Balfour Beatty issues £75m profit shortfall warning

Steve Marshall
Steve Marshall

Balfour Beatty has issued its fifth profit warning this year which warned that its construction business is likely to show a £75 million profit shortfall at the end of the year.

The contractor has appointed auditor KPMG to conduct an independent review of its construction arm Construction Services UK, but added that trading for the rest of the group remained in line with expectations.

Shares fell to 182p, a 20 per cent drop from Friday’s closing price of 224.80 per cent.



A company statement said the review will focus on commercial controls, on “cost to complete” and contract value forecasting and reporting at project level.

Balfour Beatty also revealed that its search for a new CEO was at an “advanced stage”. Former chief executive Andrew McNaughton stepped down in May following a third profit warning in three months. It issued another one in July.

Earlier this month Balfour agreed the £820m sale of US design consultancy Parsons Brinckerhoff to Canadian firm WSP global, a move that thwarted a potential £3bn mega-merger with Carillion, and last week was appointed by Magnox to deliver a £34m Solid Intermediate Level Waste Encapsulation (SILWE) contract at the Hunterston A former power station in North Ayrshire.

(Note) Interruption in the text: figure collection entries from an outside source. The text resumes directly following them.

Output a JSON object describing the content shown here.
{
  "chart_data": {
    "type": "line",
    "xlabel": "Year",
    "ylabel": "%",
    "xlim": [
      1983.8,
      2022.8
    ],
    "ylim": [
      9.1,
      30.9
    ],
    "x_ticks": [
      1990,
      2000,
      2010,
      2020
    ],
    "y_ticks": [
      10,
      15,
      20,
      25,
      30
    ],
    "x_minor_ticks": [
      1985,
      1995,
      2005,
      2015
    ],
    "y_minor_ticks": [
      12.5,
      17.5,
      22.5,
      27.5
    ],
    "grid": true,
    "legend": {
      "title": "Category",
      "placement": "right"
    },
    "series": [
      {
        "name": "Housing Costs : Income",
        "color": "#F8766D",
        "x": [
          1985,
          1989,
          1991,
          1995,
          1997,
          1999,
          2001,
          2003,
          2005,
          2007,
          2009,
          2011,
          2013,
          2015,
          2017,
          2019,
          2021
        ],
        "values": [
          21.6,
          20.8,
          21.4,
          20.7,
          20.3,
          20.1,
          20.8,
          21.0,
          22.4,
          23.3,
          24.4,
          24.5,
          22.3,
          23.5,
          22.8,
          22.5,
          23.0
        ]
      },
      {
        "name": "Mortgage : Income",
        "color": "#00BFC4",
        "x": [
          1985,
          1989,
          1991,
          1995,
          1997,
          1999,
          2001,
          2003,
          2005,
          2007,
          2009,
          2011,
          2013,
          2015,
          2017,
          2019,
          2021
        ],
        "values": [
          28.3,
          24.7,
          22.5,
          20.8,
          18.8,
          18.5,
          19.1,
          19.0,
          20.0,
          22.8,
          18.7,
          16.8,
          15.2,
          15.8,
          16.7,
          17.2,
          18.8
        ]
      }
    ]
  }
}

Steve Marshall, executive chairman of Balfour Beatty said: “This latest trading statement is extremely disappointing; the Board has appointed KPMG to undertake a thorough review across the contract portfolio within Construction Services UK. There has been inconsistent operational delivery across some parts of the UK construction business and that is unacceptable. Restoring consistency will take time and it has our full focus.



“The Board is committed to delivering shareholder value and we are progressing against the priorities we set out over the last few months, including the sale of Parsons Brinckerhoff and the announcement shortly of a new CEO. The Group’s other operating divisions are trading as expected and the Board continues to believe the standalone strategy will deliver value in the medium term.”